AuNPs/GO/Pt microneedle electrochemical sensor for in situ monitoring of hydrogen peroxide in tomato stems in response to wounding stimulation.

Abstract

Hydrogen peroxide (H₂O₂) is a critical signaling molecule with significant roles in various physiological processes in plants. Understanding its regulation through in situ monitoring could offer deeper insights into plant responses and stress mechanisms. In this study, we developed a microneedle electrochemical sensor to monitor H₂O₂ in situ, offering deeper insights into plant stress responses. The sensor features a platinum wire (100 µm diameter) modified with graphene oxide (GO) and gold nanoparticles (AuNPs) as the working electrode, an Ag/AgCl wire (100 µm diameter) as the reference electrode, and an untreated platinum wire (100 µm diameter) as the counter electrode. This innovative design enhances sensitivity and selectivity through the high catalytic activity of AuNPs, increased surface area from GO, and the superior conductivity of platinum. Operating at a low potential of -0.2 V to minimize interference, the sensor detects H₂O₂ concentrations from 10 to 1000 µM with high accuracy.
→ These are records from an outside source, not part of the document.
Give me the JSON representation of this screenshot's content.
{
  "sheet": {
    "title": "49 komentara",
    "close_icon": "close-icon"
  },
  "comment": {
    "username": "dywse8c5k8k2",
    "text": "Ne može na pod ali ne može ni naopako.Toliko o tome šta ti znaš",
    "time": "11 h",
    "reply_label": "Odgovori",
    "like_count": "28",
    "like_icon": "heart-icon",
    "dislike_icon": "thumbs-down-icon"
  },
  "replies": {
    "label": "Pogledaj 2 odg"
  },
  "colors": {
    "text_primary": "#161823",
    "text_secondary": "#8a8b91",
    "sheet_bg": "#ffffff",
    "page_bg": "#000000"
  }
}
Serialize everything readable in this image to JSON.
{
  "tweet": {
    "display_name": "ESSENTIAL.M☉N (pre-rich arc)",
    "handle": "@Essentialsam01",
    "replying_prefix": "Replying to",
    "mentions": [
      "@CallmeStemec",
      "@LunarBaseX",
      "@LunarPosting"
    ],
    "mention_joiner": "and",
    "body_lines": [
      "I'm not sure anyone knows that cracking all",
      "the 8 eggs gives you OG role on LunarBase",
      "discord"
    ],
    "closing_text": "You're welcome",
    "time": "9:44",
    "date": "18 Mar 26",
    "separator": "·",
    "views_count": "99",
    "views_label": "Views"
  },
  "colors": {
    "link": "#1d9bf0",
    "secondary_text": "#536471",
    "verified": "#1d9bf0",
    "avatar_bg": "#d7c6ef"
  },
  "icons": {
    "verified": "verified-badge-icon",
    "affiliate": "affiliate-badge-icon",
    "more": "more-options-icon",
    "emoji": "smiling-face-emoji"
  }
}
In situ monitoring of H₂O₂ dynamics in tomato stems under the wounding stimulation reveals that H₂O₂ concentration increases as the sensor approaches the wound site, indicating localized production and transport of H₂O₂. This approach not only improves H₂O₂ monitoring in plant systems but also paves the way for exploring its generation, transport, and elimination mechanisms.